Nov ell has also developed its own NOS, also called Wetware, for the device. At that point, several competitors created their own NOS, but all were owners and worked only with their receptive hardware. Furthermore, these NOS were created on DOS (disk operating system), which was present on virtually all IBM PCs at the time, but was also a single-user system and a single activity.

List of advantages of computer networks

  1. Offers a convenient exchange of resources.

This technology is very important, especially for large companies that have to produce huge amounts of resources to share with all people. Because all processes are computer-based, you can ensure that all resources are delivered to users as long as you have reliable connectivity.

  1. Easily share files.

This is a central advantage of computer networks: it gives people access to easily share their files.
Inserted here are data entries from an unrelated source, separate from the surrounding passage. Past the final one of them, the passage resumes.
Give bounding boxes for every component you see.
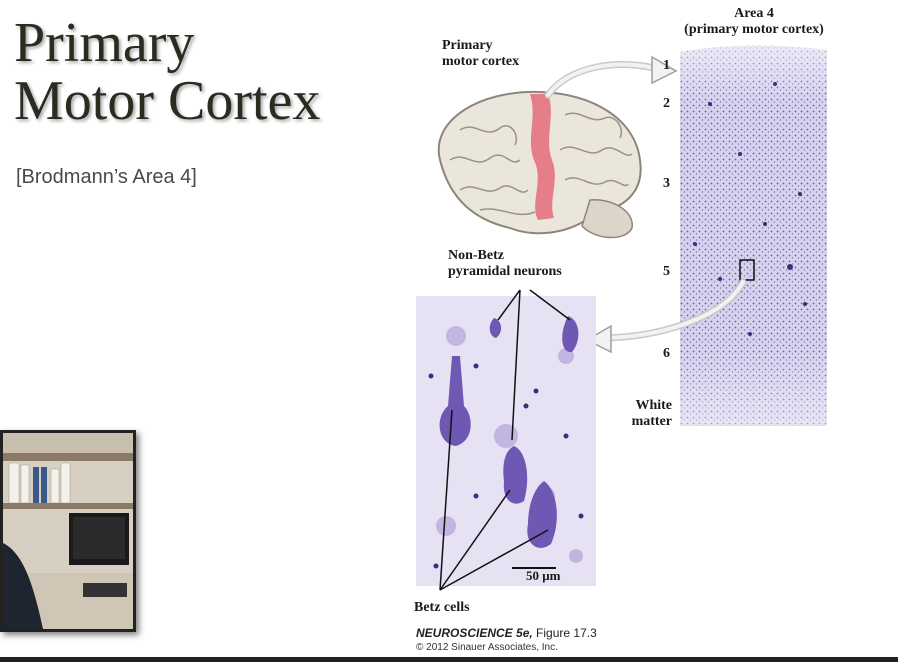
white-matter-label: White matter — [622, 398, 672, 430]
curved-arrow-2-icon — [585, 278, 747, 354]
slide-title: Primary Motor Cortex — [14, 14, 320, 130]
brain-label: Primary motor cortex — [442, 38, 519, 70]
brain-label-line-1: Primary — [442, 38, 493, 53]
betz-cells-label: Betz cells — [414, 600, 470, 615]
slide-subtitle: [Brodmann’s Area 4] — [16, 166, 197, 188]
caption-title: NEUROSCIENCE 5e, — [416, 626, 533, 640]
layer-5-label: 5 — [663, 264, 670, 279]
title-line-2: Motor Cortex — [14, 70, 321, 132]
bottom-bar — [0, 657, 898, 662]
white-matter-line-2: matter — [631, 414, 672, 429]
area-title: Area 4 (primary motor cortex) — [674, 6, 834, 38]
copyright-text: © 2012 Sinauer Associates, Inc. — [416, 642, 558, 653]
neuron-magnified-image — [416, 296, 596, 586]
title-line-1: Primary — [14, 12, 195, 74]
nonbetz-line-1: Non-Betz — [448, 248, 504, 263]
scale-bar-label: 50 μm — [526, 568, 561, 583]
white-matter-line-1: White — [635, 398, 672, 413]
brain-illustration — [437, 90, 642, 239]
area-title-line-2: (primary motor cortex) — [684, 22, 824, 37]
webcam-overlay — [0, 430, 136, 632]
figure-caption: NEUROSCIENCE 5e, Figure 17.3 — [416, 626, 597, 640]
brain-label-line-2: motor cortex — [442, 54, 520, 69]
pointer-lines — [439, 289, 571, 591]
webcam-scene — [3, 433, 133, 629]
layer-6-label: 6 — [663, 346, 670, 361]
layer-3-label: 3 — [663, 176, 670, 191]
layer-2-label: 2 — [663, 96, 670, 111]
nonbetz-line-2: pyramidal neurons — [448, 264, 562, 279]
area-title-line-1: Area 4 — [734, 6, 774, 21]
cortex-stain-image — [680, 45, 827, 426]
nonbetz-label: Non-Betz pyramidal neurons — [448, 248, 562, 280]
caption-fig: Figure 17.3 — [536, 626, 597, 640]
layer-1-label: 1 — [663, 58, 670, 73]
curved-arrow-icon — [544, 55, 678, 99]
This greatly helps to save time and effort, which you can then dedicate to other activities, both for personal and commercial purposes.

  1. Provide the advantage of flexibility.

It is known that the computer network offers great flexibility, in the sense that it gives you the opportunity to explore everything about a certain type of software without compromising its functionality. You will have access to all the information you need.

  1. The system is not expensive to use.

Generally, installing a network software would not cost much and, in general, they are reliable when it comes to helping you share information over a network or on the Web. Furthermore, it is not necessary to completely change the software, since it is necessary to install only updates, unless necessary. Cisco – Service provider Cisco message – Service provider Wi-Fi updates 6 More information

  1. Increase your storage capacity.

Since you share resources and files with others, it is normal for you to be able to archive all the data and files sufficiently. With this technology, it is essential to have storage capacity capable of satisfying everything needed to keep activities and operations active.